Sayed Shirzad

Personal information
- Full name: Sayed Ahmed Shirzad
- Born: 1 October 1994 (age 31) Nangarhar, Afghanistan
- Nickname: Shiroo
- Height: 5 ft 8 in (1.73 m)
- Batting: Right-handed
- Bowling: Left-arm medium
- Role: Bowler

International information
- National side: Afghanistan (2015–2021);
- Only Test (cap 23): 10 March 2021 v Zimbabwe
- ODI debut (cap 46): 2 March 2019 v Ireland
- Last ODI: 4 July 2019 v West Indies
- T20I debut (cap 31): 29 November 2015 v Oman
- Last T20I: 24 February 2019 v Ireland
- T20I shirt no.: 47

Domestic team information
- 2011/12: Afghan Cheetahs

Career statistics
| Competition | Test | ODI | T20I | FC |
| Matches | 1 | 2 | 4 | 26 |
| Runs scored | – | 25 | 1 | 195 |
| Batting average | – | 25.00 | 1.00 | 6.50 |
| 100s/50s | –/– | 0/0 | 0/0 | 0/0 |
| Top score | – | 25 | 1 | 30 |
| Balls bowled | 252 | 48 | 90 | 3,451 |
| Wickets | 3 | 1 | 7 | 71 |
| Bowling average | 32.33 | 56.00 | 16.57 | 31.63 |
| 5 wickets in innings | 0 | 0 | 0 | 4 |
| 10 wickets in match | 0 | 0 | 0 | 1 |
| Best bowling | 2/48 | 1/56 | 3/16 | 6/45 |
| Catches/stumpings | 0/– | 0/– | 1/– | 10/– |

Medal record
Representing Afghanistan
Men's Cricket
Asian Games
| Silver medal – second place | 2022 Hangzhou | Team |
- Source: Cricinfo, 19 July 2026

= Sayed Shirzad =

Afghan cricketer (born 1994)

Sayed Shirzad (born 1 October 1994) is an Afghan cricketer. Shirzad is a right-handed batsman who bowls left-arm at a medium pace.

==Domestic career==
Shirzad represented Afghanistan Under-19s in the 2011 Under-19 World Cup Qualifier in Ireland. He made his Twenty20 debut for the Afghan Cheetahs against Rawalpindi Rams in the Faysal Bank Twenty-20 Cup in Pakistan. He bowled two wicket-less overs in the match, and was not required to bat.

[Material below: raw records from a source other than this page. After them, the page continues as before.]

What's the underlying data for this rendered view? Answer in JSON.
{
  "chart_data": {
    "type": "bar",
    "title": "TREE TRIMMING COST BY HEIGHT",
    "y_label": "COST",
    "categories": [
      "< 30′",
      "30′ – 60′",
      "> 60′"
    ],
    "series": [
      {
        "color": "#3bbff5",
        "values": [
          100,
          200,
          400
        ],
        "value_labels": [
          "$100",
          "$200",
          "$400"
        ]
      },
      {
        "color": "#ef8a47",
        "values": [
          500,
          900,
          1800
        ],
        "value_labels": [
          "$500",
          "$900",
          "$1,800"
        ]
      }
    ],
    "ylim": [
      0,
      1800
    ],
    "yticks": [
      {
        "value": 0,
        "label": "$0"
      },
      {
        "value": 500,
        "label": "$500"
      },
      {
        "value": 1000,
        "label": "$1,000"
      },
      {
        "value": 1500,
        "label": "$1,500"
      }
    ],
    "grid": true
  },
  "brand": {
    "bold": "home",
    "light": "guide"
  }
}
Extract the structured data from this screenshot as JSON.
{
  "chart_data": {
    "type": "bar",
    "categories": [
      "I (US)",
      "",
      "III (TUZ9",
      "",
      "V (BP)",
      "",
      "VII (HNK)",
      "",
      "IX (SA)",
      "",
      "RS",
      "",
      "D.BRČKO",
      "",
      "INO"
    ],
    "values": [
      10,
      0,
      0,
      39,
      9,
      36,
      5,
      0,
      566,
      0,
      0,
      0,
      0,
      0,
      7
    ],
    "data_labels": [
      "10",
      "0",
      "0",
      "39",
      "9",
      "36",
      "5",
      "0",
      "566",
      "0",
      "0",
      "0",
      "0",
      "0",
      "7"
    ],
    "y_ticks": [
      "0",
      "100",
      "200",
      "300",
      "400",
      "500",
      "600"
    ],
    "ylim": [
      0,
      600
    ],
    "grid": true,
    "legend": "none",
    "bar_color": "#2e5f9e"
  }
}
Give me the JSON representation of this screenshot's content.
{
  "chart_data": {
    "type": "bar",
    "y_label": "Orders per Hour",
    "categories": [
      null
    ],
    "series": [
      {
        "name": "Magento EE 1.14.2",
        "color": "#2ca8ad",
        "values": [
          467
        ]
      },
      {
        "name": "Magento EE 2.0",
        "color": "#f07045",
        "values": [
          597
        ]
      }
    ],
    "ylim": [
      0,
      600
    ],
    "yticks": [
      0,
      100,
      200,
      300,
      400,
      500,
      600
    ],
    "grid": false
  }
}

He made his List A debut for Boost Region in the 2018 Ghazi Amanullah Khan Regional One Day Tournament on 11 July 2018. He was the leading wicket-taker for Boost Region during the tournament, with twelve dismissals in six matches.

==T20 franchise career==
In September 2018, he was named in Kandahar's squad in the first edition of the Afghanistan Premier League tournament. He was the leading wicket-taker for the Kandahar Knights in the tournament, with sixteen dismissals in eight matches.

==International career==
He made his Twenty20 International debut against Oman on 29 November 2015.

In May 2018, he was named in Afghanistan's squad for their inaugural Test match, played against India, but he was not selected for the match.

In July 2018, he was named in Afghanistan's One Day International (ODI) squad for their series against Ireland, but he did not play. In September 2018, he was named in Afghanistan's ODI squad for the 2018 Asia Cup, but he did not play.

In February 2019, he was named in Afghanistan's One Day International (ODI) squad for their series against Ireland in India. He made his ODI debut against Ireland on 2 March 2019. Following the conclusion of the ODI series, he was added to Afghanistan's Test squad, for the one-off match against Ireland, but he did not play.

On 27 June 2019, Sayed was added to Afghanistan's squad for the 2019 Cricket World Cup, replacing Aftab Alam, who was ruled out of the tournament due to "exceptional circumstances". In August 2019, he was named in Afghanistan's Test squad for their one-off match against Bangladesh, but he did not play. In February 2021, he was named in Afghanistan's Test squad for their series against Zimbabwe. He made his Test debut for Afghanistan, against Zimbabwe, on 10 March 2021.